Microfluidic systems enhance analytical efficiency by reducing sample and reagent volumes, enabling rapid, miniaturized bioanalytical workflows without complex fabrication techniques. Microfluidic systems manipulate fluids in channels with dimensions typically ranging from tens to hundreds of micrometers. Importantly, microchannel fabrication can be achieved without traditional semiconductor lithography. A cost-effective alternative involves using double-sided adhesive tapes, which are cut and layered to form fluidic paths. This method enables rapid prototyping and customization of channel geometries, making microfluidics accessible for diverse laboratory applications.

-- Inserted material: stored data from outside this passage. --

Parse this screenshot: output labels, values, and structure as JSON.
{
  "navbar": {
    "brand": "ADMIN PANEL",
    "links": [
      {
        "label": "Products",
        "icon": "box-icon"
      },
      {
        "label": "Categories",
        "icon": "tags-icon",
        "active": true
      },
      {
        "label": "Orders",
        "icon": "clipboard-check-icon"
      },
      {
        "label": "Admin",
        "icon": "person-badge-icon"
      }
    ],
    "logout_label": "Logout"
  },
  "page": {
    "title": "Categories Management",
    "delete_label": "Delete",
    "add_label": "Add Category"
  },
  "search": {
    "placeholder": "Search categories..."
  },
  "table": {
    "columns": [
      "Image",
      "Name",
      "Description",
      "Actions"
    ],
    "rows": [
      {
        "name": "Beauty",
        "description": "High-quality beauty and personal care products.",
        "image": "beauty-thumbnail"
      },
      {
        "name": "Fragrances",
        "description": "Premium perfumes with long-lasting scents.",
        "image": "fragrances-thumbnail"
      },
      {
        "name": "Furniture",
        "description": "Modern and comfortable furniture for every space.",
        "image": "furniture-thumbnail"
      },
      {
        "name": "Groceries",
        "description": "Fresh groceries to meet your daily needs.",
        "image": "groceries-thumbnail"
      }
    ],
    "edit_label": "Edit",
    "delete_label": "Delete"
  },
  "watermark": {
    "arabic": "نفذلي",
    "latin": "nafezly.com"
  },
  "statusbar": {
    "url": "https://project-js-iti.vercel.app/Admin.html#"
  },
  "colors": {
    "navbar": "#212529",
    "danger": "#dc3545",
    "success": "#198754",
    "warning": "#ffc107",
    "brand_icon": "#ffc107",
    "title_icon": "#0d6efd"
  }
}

Microfluidic platforms offer advantages in analytical science, including:

• Reduced reagent and significant advantages sample consumption, minimizing cost and waste.
   
• Accelerated reaction kinetics and analysis times due to enhanced surface-to-volume ratios.

Simplified instrumentation, allowing integration of multiple analytical steps into compact devices. Following bioanalytical techniques and instrumentation in our laboratory have implemented microfludic systems:

• Flow-based chemiluminescence microarray analysis on the Microarray Chip Reader (MCR): 

  This system utilizes microfluidic flow to deliver automatically reagents across immobilized probes on a microarray chip surface. Highly sensitive chemiluminescent signals are generated and read in real-time, enabling rapid multianalyte detection by biomolecular interactions with minimal sample input.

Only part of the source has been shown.